Suppose that f(x+h)-f(x) =-4 h x^2 - 1 h x + 4 h^2 x + 3 h^2 -3 h^3.
Find: f^1(x)
I am not certain what you mean f^1(x). Can you put that in words? Is this inverse?
its f prime.
I got the answer thanks anyways:)
good.
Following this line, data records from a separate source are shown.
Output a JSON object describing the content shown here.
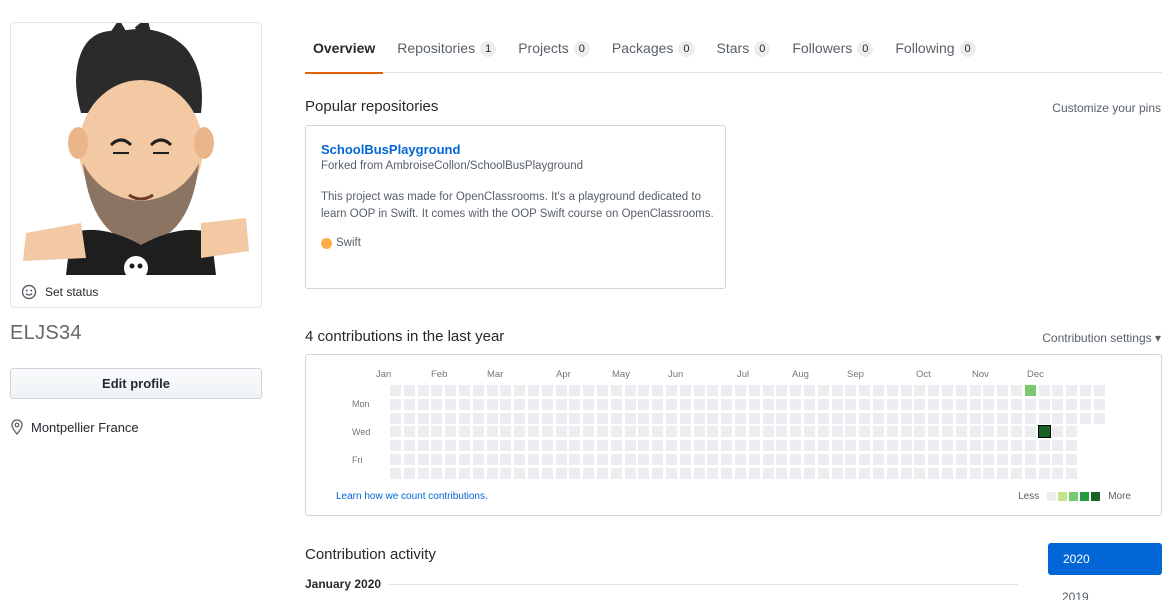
{
  "sidebar": {
    "status_label": "Set status",
    "username": "ELJS34",
    "edit_profile_label": "Edit profile",
    "location": "Montpellier France"
  },
  "tabs": [
    {
      "label": "Overview",
      "count": null,
      "active": true
    },
    {
      "label": "Repositories",
      "count": "1"
    },
    {
      "label": "Projects",
      "count": "0"
    },
    {
      "label": "Packages",
      "count": "0"
    },
    {
      "label": "Stars",
      "count": "0"
    },
    {
      "label": "Followers",
      "count": "0"
    },
    {
      "label": "Following",
      "count": "0"
    }
  ],
  "popular": {
    "title": "Popular repositories",
    "customize_label": "Customize your pins",
    "repo": {
      "name": "SchoolBusPlayground",
      "forked_from": "Forked from AmbroiseCollon/SchoolBusPlayground",
      "description": "This project was made for OpenClassrooms. It's a playground dedicated to learn OOP in Swift. It comes with the OOP Swift course on OpenClassrooms.",
      "language": "Swift",
      "language_color": "#ffac45"
    }
  },
  "contributions": {
    "title": "4 contributions in the last year",
    "settings_label": "Contribution settings ▾",
    "months": [
      "Jan",
      "Feb",
      "Mar",
      "Apr",
      "May",
      "Jun",
      "Jul",
      "Aug",
      "Sep",
      "Oct",
      "Nov",
      "Dec"
    ],
    "day_labels": [
      "Mon",
      "Wed",
      "Fri"
    ],
    "learn_label": "Learn how we count contributions.",
    "legend_less": "Less",
    "legend_more": "More",
    "colors": [
      "#ebedf0",
      "#c6e48b",
      "#7bc96f",
      "#239a3b",
      "#196127"
    ],
    "active_cells": [
      {
        "week": 46,
        "day": 0,
        "level": 2
      },
      {
        "week": 47,
        "day": 3,
        "level": 4
      }
    ]
  },
  "activity": {
    "title": "Contribution activity",
    "month_heading": "January 2020",
    "years": [
      "2020",
      "2019"
    ]
  }
}
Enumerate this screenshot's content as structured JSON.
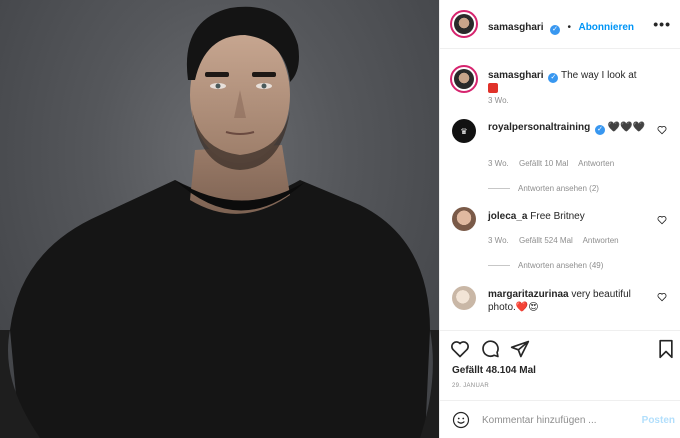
{
  "post": {
    "username": "samasghari",
    "follow_label": "Abonnieren",
    "more_label": "•••"
  },
  "caption": {
    "username": "samasghari",
    "text": "The way I look at",
    "time": "3 Wo."
  },
  "comments": [
    {
      "username": "royalpersonaltraining",
      "text": "🖤🖤🖤",
      "time": "3 Wo.",
      "likes": "Gefällt 10 Mal",
      "reply": "Antworten",
      "view_replies": "Antworten ansehen (2)"
    },
    {
      "username": "joleca_a",
      "text": "Free Britney",
      "time": "3 Wo.",
      "likes": "Gefällt 524 Mal",
      "reply": "Antworten",
      "view_replies": "Antworten ansehen (49)"
    },
    {
      "username": "margaritazurinaa",
      "text": "very beautiful photo.❤️😍",
      "time": "",
      "likes": "",
      "reply": "",
      "view_replies": ""
    }
  ],
  "actions": {
    "likes_text": "Gefällt 48.104 Mal",
    "date": "29. JANUAR"
  },
  "add_comment": {
    "placeholder": "Kommentar hinzufügen ...",
    "post_label": "Posten"
  },
  "colors": {
    "link": "#0095f6",
    "verified": "#3897f0",
    "heart": "#ed4956"
  }
}
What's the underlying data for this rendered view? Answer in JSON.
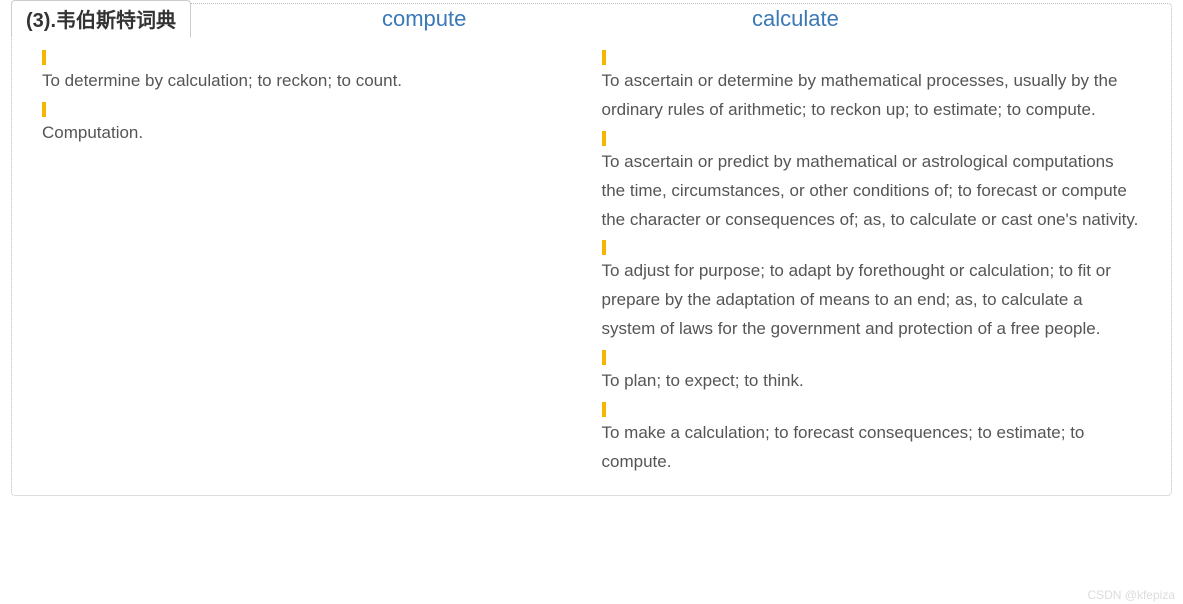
{
  "tab": {
    "label": "(3).韦伯斯特词典"
  },
  "header": {
    "left_word": "compute",
    "right_word": "calculate"
  },
  "left_defs": [
    "To determine by calculation; to reckon; to count.",
    "Computation."
  ],
  "right_defs": [
    "To ascertain or determine by mathematical processes, usually by the ordinary rules of arithmetic; to reckon up; to estimate; to compute.",
    "To ascertain or predict by mathematical or astrological computations the time, circumstances, or other conditions of; to forecast or compute the character or consequences of; as, to calculate or cast one's nativity.",
    "To adjust for purpose; to adapt by forethought or calculation; to fit or prepare by the adaptation of means to an end; as, to calculate a system of laws for the government and protection of a free people.",
    "To plan; to expect; to think.",
    "To make a calculation; to forecast consequences; to estimate; to compute."
  ],
  "watermark": "CSDN @kfepiza"
}
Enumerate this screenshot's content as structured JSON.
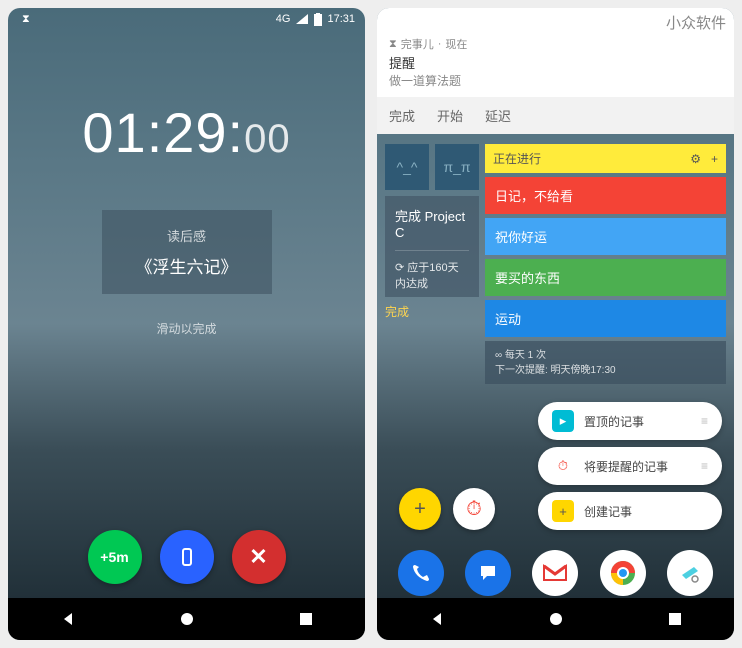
{
  "watermark": "小众软件",
  "phone1": {
    "status": {
      "network": "4G",
      "time": "17:31"
    },
    "timer": {
      "h": "01",
      "m": "29",
      "s": "00"
    },
    "task": {
      "label": "读后感",
      "name": "《浮生六记》"
    },
    "swipe_hint": "滑动以完成",
    "actions": {
      "add5": "+5m"
    }
  },
  "phone2": {
    "notif": {
      "app": "完事儿",
      "when": "现在",
      "title": "提醒",
      "body": "做一道算法题"
    },
    "notif_actions": [
      "完成",
      "开始",
      "延迟"
    ],
    "moods": [
      "^_^",
      "π_π"
    ],
    "project": {
      "title": "完成 Project C",
      "goal": "应于160天内达成",
      "done": "完成"
    },
    "list_header": "正在进行",
    "list_items": [
      {
        "text": "日记，不给看",
        "cls": "li-red"
      },
      {
        "text": "祝你好运",
        "cls": "li-blue"
      },
      {
        "text": "要买的东西",
        "cls": "li-green"
      },
      {
        "text": "运动",
        "cls": "li-sport"
      }
    ],
    "list_footer": {
      "freq": "∞ 每天 1 次",
      "next": "下一次提醒: 明天傍晚17:30"
    },
    "pills": [
      {
        "text": "置顶的记事",
        "bg": "#00bcd4"
      },
      {
        "text": "将要提醒的记事",
        "bg": "#f44336"
      },
      {
        "text": "创建记事",
        "bg": "#ffd600"
      }
    ]
  }
}
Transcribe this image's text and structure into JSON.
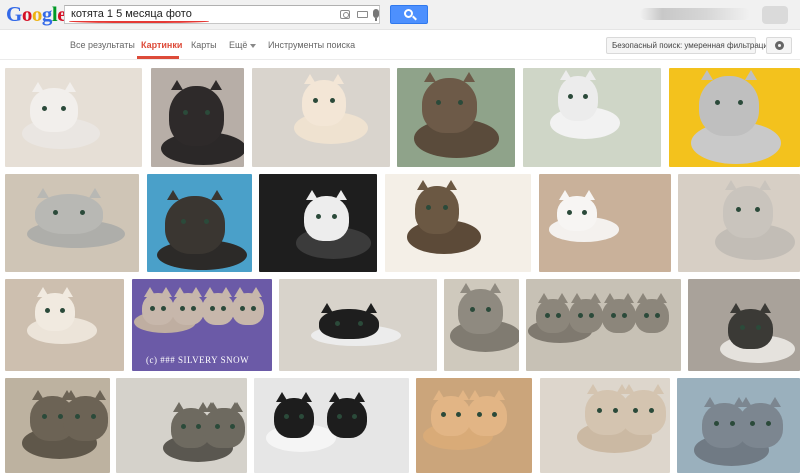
{
  "logo": {
    "letters": [
      "G",
      "o",
      "o",
      "g",
      "l",
      "e"
    ],
    "colors": [
      "#3369e8",
      "#d50f25",
      "#eeb211",
      "#3369e8",
      "#009925",
      "#d50f25"
    ]
  },
  "search": {
    "query": "котята 1 5 месяца фото"
  },
  "tabs": [
    {
      "label": "Все результаты",
      "active": false
    },
    {
      "label": "Картинки",
      "active": true
    },
    {
      "label": "Карты",
      "active": false
    },
    {
      "label": "Ещё",
      "active": false,
      "dropdown": true
    },
    {
      "label": "Инструменты поиска",
      "active": false
    }
  ],
  "safe_search": {
    "label": "Безопасный поиск: умеренная фильтрация"
  },
  "icons": {
    "camera": "camera-icon",
    "keyboard": "keyboard-icon",
    "mic": "microphone-icon",
    "search": "search-icon",
    "gear": "gear-icon"
  },
  "accent_colors": {
    "active_tab": "#dd4b39",
    "search_button": "#4d90fe"
  },
  "results": [
    {
      "row": 1,
      "watermark": ""
    },
    {
      "row": 1,
      "watermark": ""
    },
    {
      "row": 1,
      "watermark": ""
    },
    {
      "row": 1,
      "watermark": ""
    },
    {
      "row": 1,
      "watermark": ""
    },
    {
      "row": 1,
      "watermark": ""
    },
    {
      "row": 2,
      "watermark": ""
    },
    {
      "row": 2,
      "watermark": ""
    },
    {
      "row": 2,
      "watermark": ""
    },
    {
      "row": 2,
      "watermark": ""
    },
    {
      "row": 2,
      "watermark": ""
    },
    {
      "row": 2,
      "watermark": ""
    },
    {
      "row": 3,
      "watermark": ""
    },
    {
      "row": 3,
      "watermark": "(c) ### SILVERY SNOW"
    },
    {
      "row": 3,
      "watermark": ""
    },
    {
      "row": 3,
      "watermark": ""
    },
    {
      "row": 3,
      "watermark": ""
    },
    {
      "row": 3,
      "watermark": ""
    },
    {
      "row": 4,
      "watermark": ""
    },
    {
      "row": 4,
      "watermark": ""
    },
    {
      "row": 4,
      "watermark": ""
    },
    {
      "row": 4,
      "watermark": ""
    },
    {
      "row": 4,
      "watermark": ""
    },
    {
      "row": 4,
      "watermark": ""
    }
  ]
}
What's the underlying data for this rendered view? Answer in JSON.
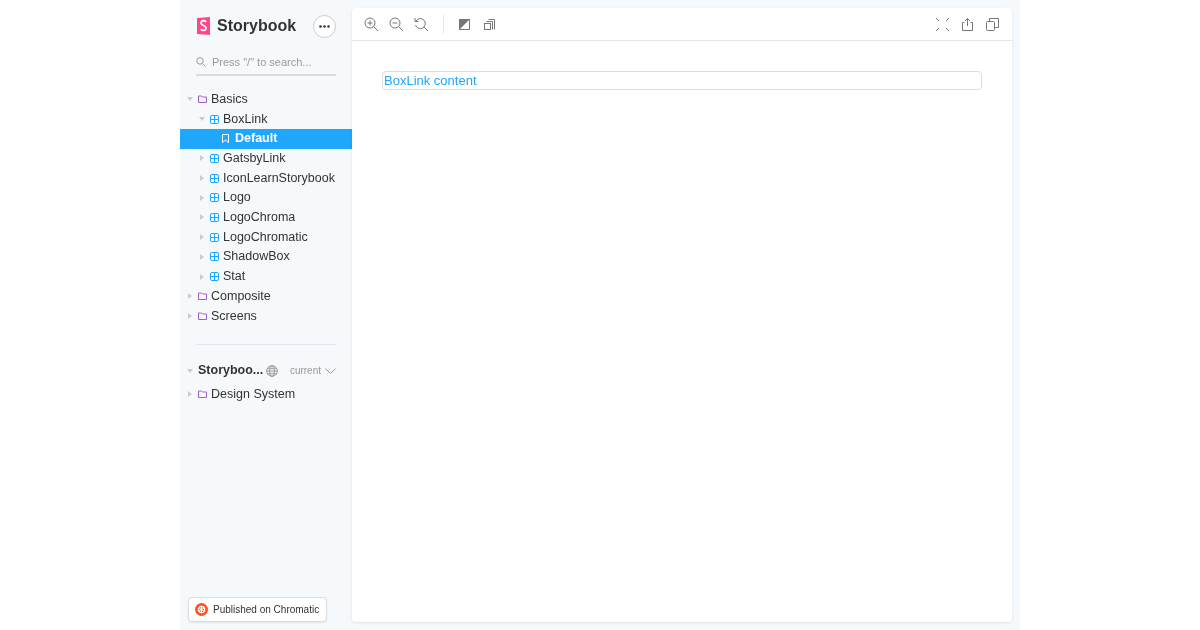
{
  "brand": {
    "name": "Storybook"
  },
  "search": {
    "placeholder": "Press \"/\" to search..."
  },
  "tree": [
    {
      "kind": "folder",
      "label": "Basics",
      "expanded": true,
      "selected": false,
      "children": [
        {
          "kind": "component",
          "label": "BoxLink",
          "expanded": true,
          "selected": false,
          "children": [
            {
              "kind": "story",
              "label": "Default",
              "selected": true
            }
          ]
        },
        {
          "kind": "component",
          "label": "GatsbyLink",
          "expanded": false,
          "selected": false
        },
        {
          "kind": "component",
          "label": "IconLearnStorybook",
          "expanded": false,
          "selected": false
        },
        {
          "kind": "component",
          "label": "Logo",
          "expanded": false,
          "selected": false
        },
        {
          "kind": "component",
          "label": "LogoChroma",
          "expanded": false,
          "selected": false
        },
        {
          "kind": "component",
          "label": "LogoChromatic",
          "expanded": false,
          "selected": false
        },
        {
          "kind": "component",
          "label": "ShadowBox",
          "expanded": false,
          "selected": false
        },
        {
          "kind": "component",
          "label": "Stat",
          "expanded": false,
          "selected": false
        }
      ]
    },
    {
      "kind": "folder",
      "label": "Composite",
      "expanded": false,
      "selected": false
    },
    {
      "kind": "folder",
      "label": "Screens",
      "expanded": false,
      "selected": false
    }
  ],
  "ref": {
    "title": "Storyboo...",
    "version": "current",
    "expanded": true,
    "tree": [
      {
        "kind": "folder",
        "label": "Design System",
        "expanded": false,
        "selected": false
      }
    ]
  },
  "preview": {
    "content": "BoxLink content"
  },
  "badge": {
    "label": "Published on Chromatic"
  }
}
While answering, I got a virus taking me to the dark web and I was in a mess.
To find the derivative of f(x), denoted as f'(x) or f^1(x), we need to apply the limit definition of the derivative:
f^1(x) = lim(h->0) [f(x+h) - f(x)] / h
Given the expression: f(x+h) - f(x) = -4hx^2 - hx + 4h^2x + 3h^2 - 3h^3, we can substitute it in the limit definition:
f^1(x) = lim(h->0) [(-4hx^2 - hx + 4h^2x + 3h^2 - 3h^3) / h]
Now, let's simplify the expression inside the limit:
f^1(x) = lim(h->0) [-4hx^2/h - hx/h + 4h^2x/h + 3h^2/h - 3h^3/h]
f^1(x) = lim(h->0) [-4x^2 - x + 4hx + 3h - 3h^2]
Next, we can distribute the limit across the terms:
f^1(x) = lim(h->0) -4x^2 - lim(h->0) x + lim(h->0) 4hx + lim(h->0) 3h - lim(h->0) 3h^2
Since h is approaching 0, all h terms become 0:
f^1(x) = -4x^2 - x + 0 + 0 - 0
Simplifying further, we have:
f^1(x) = -4x^2 - x
Therefore, the derivative of f(x), f'(x) or f^1(x), is -4x^2 - x.